Because we have sinned and we are implicated in the sins of the world, it is appropriate that we pray for mercy, and that our heart will be inclined toward right relation with all beings. So the rite of reconciliation is an exercise in taking moral inventory. But it is infinitely more. Because it is not just about seeing what sinners we are; not just about the resolve to do better. Any of us could do that at our desks at work, or in the privacy of living rooms. But we enact this moral inventory together, in liturgy.
And in so doing, it becomes something much greater than list making. Together, we acknowledge not our sins as individuals only, but that all of us sin, all of us are part of a fallible and morally wayward human race. We are implicated in what one theologian calls transcendental depravity.

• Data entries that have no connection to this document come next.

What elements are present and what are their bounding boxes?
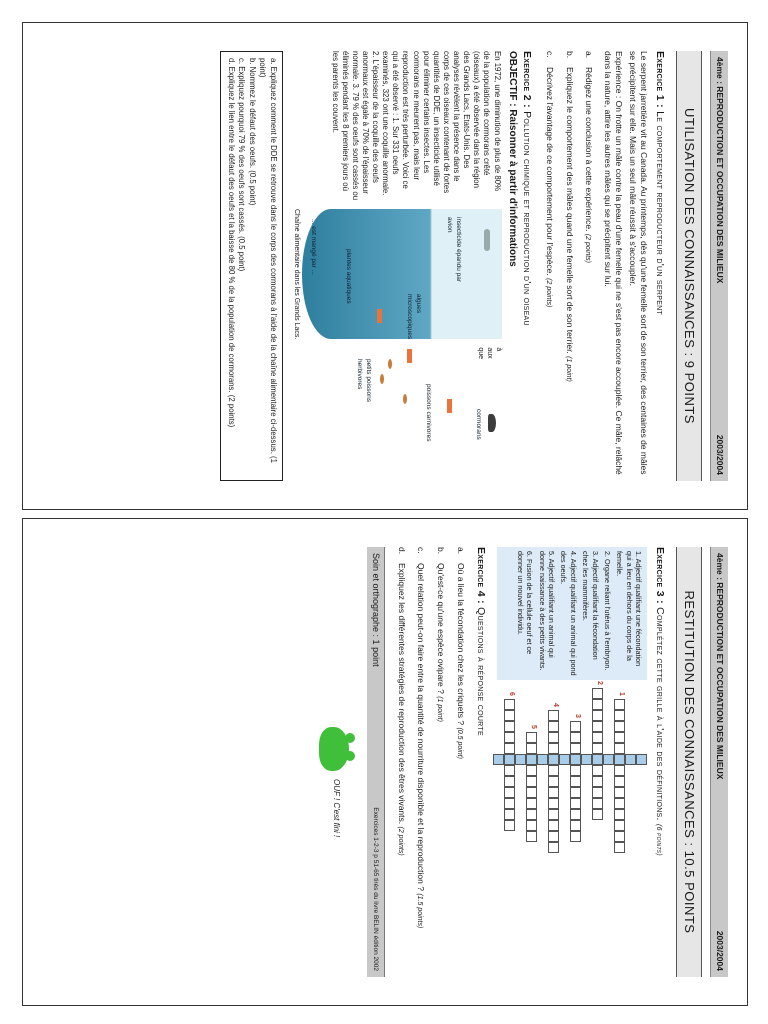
crossword-cell-highlight[interactable] <box>493 754 504 765</box>
ending-area <box>287 547 367 977</box>
exercise-1-subject: Le comportement reproducteur d'un serpent <box>654 107 667 316</box>
crossword-cell[interactable] <box>526 798 537 809</box>
crossword-section <box>497 547 647 977</box>
exercise-2-label: Exercice 2 : <box>521 51 534 108</box>
question-1c <box>543 51 555 481</box>
header-year: 2003/2004 <box>715 930 725 971</box>
question-letter: c. <box>545 51 555 58</box>
crossword-cell-highlight[interactable] <box>603 754 614 765</box>
crossword-cell[interactable] <box>548 809 559 820</box>
crossword-cell[interactable] <box>570 809 581 820</box>
crossword-cell[interactable] <box>614 798 625 809</box>
crossword-cell[interactable] <box>592 699 603 710</box>
footer-credit: Exercices 1-2-3 p 51-65 tirés du livre BELIN édition 2002 <box>372 807 380 971</box>
crossword-cell[interactable] <box>504 820 515 831</box>
question-points: (2 points) <box>396 826 404 856</box>
question-letter: d. <box>396 547 407 555</box>
question-letter: b. <box>436 547 447 555</box>
label-legend: ... est mangé par ... <box>309 219 317 275</box>
exercise-4-subject: Questions à réponse courte <box>475 603 487 736</box>
section-title: UTILISATION DES CONNAISSANCES : 9 POINTS <box>676 51 702 481</box>
question-1b <box>563 51 575 481</box>
label-small-fish: petits poissons herbivores <box>356 359 372 402</box>
crossword-number: 6 <box>508 692 515 696</box>
fish-icon <box>403 394 407 404</box>
page-1-content <box>38 51 728 481</box>
crossword-cell[interactable] <box>548 721 559 732</box>
crossword-cell[interactable] <box>592 787 603 798</box>
crossword-cell-highlight[interactable] <box>548 754 559 765</box>
crossword-cell[interactable] <box>526 732 537 743</box>
label-plants: plantes aquatiques <box>344 249 352 304</box>
crossword-cell[interactable] <box>592 743 603 754</box>
crossword-cell[interactable] <box>614 787 625 798</box>
arrow-icon <box>407 349 412 363</box>
question-points: (2 points) <box>545 278 552 308</box>
crossword-cell[interactable] <box>548 798 559 809</box>
crossword-cell[interactable] <box>504 787 515 798</box>
question-points: (1.5 points) <box>416 893 424 929</box>
crossword-cell[interactable] <box>570 820 581 831</box>
crossword-cell-highlight[interactable] <box>559 754 570 765</box>
exercise-1-experience: Expérience : On frotte un mâle contre la peau d'une femelle qui ne s'est pas encore accouplée. Ce mâle, relâché dans la nature, attire les autres mâles qui se précipitent sur lui. <box>603 51 624 475</box>
crossword-definitions <box>497 547 647 680</box>
question-points: (0.5 point) <box>455 727 463 759</box>
frog-icon <box>319 727 349 771</box>
crossword-cell-highlight[interactable] <box>515 754 526 765</box>
crossword-cell[interactable] <box>592 721 603 732</box>
definition-4: 4. Adjectif qualifiant un animal qui pond des oeufs. <box>559 551 578 676</box>
crossword-cell[interactable] <box>570 831 581 842</box>
crossword-cell[interactable] <box>548 732 559 743</box>
label-carnivore-fish: poissons carnivores <box>424 384 432 442</box>
definition-2: 2. Organe reliant l'utérus à l'embryon. <box>602 551 612 671</box>
question-4a <box>454 547 466 977</box>
exercise-1-title <box>653 51 666 481</box>
crossword-cell[interactable] <box>614 743 625 754</box>
header-year: 2003/2004 <box>715 434 725 475</box>
definition-5: 5. Adjectif qualifiant un animal qui donne naissance à des petits vivants. <box>537 551 557 671</box>
crossword-cell-highlight[interactable] <box>581 754 592 765</box>
question-letter: a. <box>455 547 466 555</box>
crossword-cell[interactable] <box>526 776 537 787</box>
crossword-cell[interactable] <box>592 798 603 809</box>
exercise-2-body <box>291 51 502 481</box>
question-points: (2 points) <box>584 233 592 264</box>
header-course: 4ème : REPRODUCTION ET OCCUPATION DES MILIEUX <box>715 57 725 284</box>
crossword-cell[interactable] <box>504 710 515 721</box>
footer-bar <box>367 547 385 977</box>
question-4c <box>415 547 427 977</box>
crossword-cell[interactable] <box>548 787 559 798</box>
question-4d <box>395 547 407 977</box>
cormorant-icon <box>488 414 496 432</box>
crossword-cell-highlight[interactable] <box>614 754 625 765</box>
figure-caption: Chaîne alimentaire dans les Grands Lacs. <box>292 209 300 340</box>
crossword-cell-highlight[interactable] <box>526 754 537 765</box>
crossword-cell[interactable] <box>548 743 559 754</box>
footer-care-points: Soin et orthographe : 1 point <box>370 553 381 667</box>
exercise-2-questions <box>220 51 283 481</box>
crossword-cell[interactable] <box>504 776 515 787</box>
definition-1: 1. Adjectif qualifiant une fécondation qui a lieu en dehors du corps de la femelle. <box>615 551 643 667</box>
section-title: RESTITUTION DES CONNAISSANCES : 10.5 POINTS <box>676 547 702 977</box>
question-letter: a. <box>584 51 595 59</box>
crossword-cell[interactable] <box>614 732 625 743</box>
crossword-cell[interactable] <box>570 743 581 754</box>
crossword-cell[interactable] <box>592 688 603 699</box>
label-algae: algues microscopiques <box>406 294 422 340</box>
question-text: Expliquez le comportement des mâles quand une femelle sort de son terrier. <box>564 67 575 354</box>
crossword-cell[interactable] <box>526 809 537 820</box>
question-text: Rédigez une conclusion à cette expérience. <box>584 67 595 232</box>
crossword-cell[interactable] <box>548 831 559 842</box>
arrow-icon <box>447 399 452 413</box>
crossword-cell[interactable] <box>548 776 559 787</box>
page-header <box>710 51 728 481</box>
question-text: Expliquez les différentes stratégies de reproduction des êtres vivants. <box>396 563 407 825</box>
crossword-cell[interactable] <box>614 831 625 842</box>
question-points: (1 point) <box>564 356 572 382</box>
crossword-cell[interactable] <box>526 831 537 842</box>
question-2d: d. Expliquez le lien entre le défaut des oeufs et la baisse de 80 % de la population de cormorans. (2 points) <box>226 58 236 428</box>
crossword-cell[interactable] <box>504 743 515 754</box>
crossword-cell-highlight[interactable] <box>636 754 647 765</box>
crossword-cell[interactable] <box>526 787 537 798</box>
crossword-cell[interactable] <box>570 798 581 809</box>
side-text: à aux que <box>477 347 502 360</box>
crossword-cell-highlight[interactable] <box>592 754 603 765</box>
question-text: Décrivez l'avantage de ce comportement pour l'espèce. <box>545 67 555 276</box>
exercise-2-text: En 1972, une diminution de plus de 80% de la population de cormorans crêté (oiseaux) a été observée dans la région des Grands Lacs, Etats-Unis. Des analyses révèlent la présence dans le corps de ces oiseaux contenant de fortes quantités de DDE, un insecticide utilisé pour éliminer certains insectes. Les cormorans ne meurent pas, mais leur reproduction est très perturbée. Voici ce qui a été observé : 1. Sur 331 oeufs examinés, 323 ont une coquille anormale. 2. L'épaisseur de la coquille des oeufs anormaux est égale à 70% de l'épaisseur normale. 3. 79 % des oeufs sont cassés ou éliminés pendant les 8 premiers jours où les parents les couvent. <box>330 51 502 201</box>
crossword-cell[interactable] <box>548 765 559 776</box>
crossword-cell[interactable] <box>504 798 515 809</box>
crossword-cell[interactable] <box>570 732 581 743</box>
crossword-cell-highlight[interactable] <box>504 754 515 765</box>
crossword-cell-highlight[interactable] <box>537 754 548 765</box>
header-course: 4ème : REPRODUCTION ET OCCUPATION DES MILIEUX <box>715 553 725 780</box>
ouf-text: OUF ! C'est fini ! <box>331 779 341 838</box>
crossword-number: 4 <box>552 703 559 707</box>
exercise-3-label: Exercice 3 : <box>654 547 667 604</box>
exercise-2-objective: OBJECTIF : Raisonner à partir d'informations <box>507 51 519 267</box>
crossword-cell[interactable] <box>548 710 559 721</box>
question-text: Qu'est-ce qu'une espèce ovipare ? <box>436 563 447 694</box>
crossword-cell[interactable] <box>592 710 603 721</box>
exercise-1-text: Le serpent jarretière vit au Canada. Au printemps, dès qu'une femelle sort de son terrier, des centaines de mâles se précipitent sur elle. Mais un seul mâle réussit à s'accoupler. <box>628 51 649 475</box>
crossword-number: 2 <box>596 681 603 685</box>
crossword-cell[interactable] <box>614 721 625 732</box>
worksheet-page-1 <box>22 22 748 510</box>
question-4b <box>434 547 446 977</box>
crossword-grid <box>497 681 647 908</box>
question-2b: b. Nommez le défaut des oeufs. (0.5 point) <box>247 58 257 206</box>
crossword-cell[interactable] <box>504 732 515 743</box>
page-2-content <box>38 547 728 977</box>
exercise-1-label: Exercice 1 : <box>654 51 667 108</box>
crossword-cell[interactable] <box>570 721 581 732</box>
question-text: Quel relation peut-on faire entre la quantité de nourriture disponible et la reproduction ? <box>416 563 427 891</box>
crossword-cell[interactable] <box>526 743 537 754</box>
exercise-3-title <box>653 547 666 977</box>
question-1a <box>583 51 595 481</box>
question-2a: a. Expliquez comment le DDE se retrouve dans le corps des cormorans à l'aide de la chaîne alimentaire ci-dessus. (1 point) <box>258 58 278 463</box>
crossword-cell[interactable] <box>504 699 515 710</box>
crossword-cell[interactable] <box>614 820 625 831</box>
label-insecticide: insecticide épandu par avion <box>446 217 462 283</box>
worksheet-page-2 <box>22 518 748 1006</box>
exercise-2-title <box>520 51 533 481</box>
crossword-cell[interactable] <box>614 776 625 787</box>
question-letter: c. <box>416 547 427 554</box>
crossword-cell[interactable] <box>526 820 537 831</box>
exercise-4-label: Exercice 4 : <box>475 547 487 604</box>
crossword-cell[interactable] <box>614 765 625 776</box>
crossword-cell[interactable] <box>592 776 603 787</box>
crossword-number: 1 <box>618 692 625 696</box>
question-2c: c. Expliquez pourquoi 79 % des oeufs sont cassés. (0.5 point) <box>237 58 247 272</box>
crossword-cell[interactable] <box>614 710 625 721</box>
exercise-3-points: (6 points) <box>655 823 663 857</box>
fish-icon <box>380 374 384 384</box>
crossword-cell[interactable] <box>570 765 581 776</box>
definition-6: 6. Fusion de la cellule oeuf et ce donner un nouvel individu. <box>516 551 535 655</box>
crossword-cell[interactable] <box>570 776 581 787</box>
crossword-cell[interactable] <box>592 732 603 743</box>
crossword-number: 3 <box>574 714 581 718</box>
fish-icon <box>388 359 392 369</box>
exercise-4-title <box>474 547 487 977</box>
crossword-cell[interactable] <box>504 809 515 820</box>
crossword-cell[interactable] <box>504 721 515 732</box>
crossword-cell[interactable] <box>526 765 537 776</box>
crossword-cell[interactable] <box>548 842 559 853</box>
question-text: Où a lieu la fécondation chez les criquets ? <box>455 563 466 726</box>
definition-3: 3. Adjectif qualifiant la fécondation chez les mammifères. <box>581 551 600 660</box>
page-header <box>710 547 728 977</box>
crossword-cell[interactable] <box>570 787 581 798</box>
crossword-cell-highlight[interactable] <box>570 754 581 765</box>
label-cormorant: cormorans <box>474 409 482 440</box>
arrow-icon <box>377 309 382 323</box>
crossword-cell[interactable] <box>548 820 559 831</box>
crossword-cell[interactable] <box>592 809 603 820</box>
crossword-cell[interactable] <box>614 842 625 853</box>
exercise-2-subject: Pollution chimique et reproduction d'un oiseau <box>521 107 534 326</box>
exercise-3-subject: Complétez cette grille à l'aide des définitions. <box>654 603 667 821</box>
question-letter: b. <box>564 51 575 59</box>
question-points: (1 point) <box>436 696 444 722</box>
crossword-cell-highlight[interactable] <box>625 754 636 765</box>
crossword-cell[interactable] <box>592 765 603 776</box>
crossword-number: 5 <box>530 725 537 729</box>
crossword-cell[interactable] <box>614 699 625 710</box>
crossword-cell[interactable] <box>504 765 515 776</box>
airplane-icon <box>484 229 490 251</box>
crossword-cell[interactable] <box>614 809 625 820</box>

That being so, we are in need of forgiveness, more forgiveness than we can bestow. But some things are unforgivable; we know that for a fact. And so, in common prayer, we enter a larger world where there is a surplus of forgiveness, more than is in our power to give. We enter into the world of transformation by mercy beyond justice.
This prepares us for Holy Week and Easter, for the high holy days of Christian faith, for the mystery of the dying and rising of the divine human being, for the cosmic drama of forgiveness through grace alone. Today, through our common prayer, we prepare our hearts.
That’s what the poetry of the cantata text points to, as well, in a coincidence of themes. “God alone shall have my heart,” Gott soll allein mein Herze haben, the alto will sing at the beginning of a text about the Great Commandment that contains the whole moral law: love God above all, love the neighbor as yourself. It is not only so that we may live better; it is so we can relax our hearts, and let go of self-justification, to go forward undefended with the Lamb of God, to allow forgiveness to flood our world.
God shall have my heart. Incline our hearts to keep thy law. The story you are about to hear in the Christian high holy days just ahead is a story to take to heart.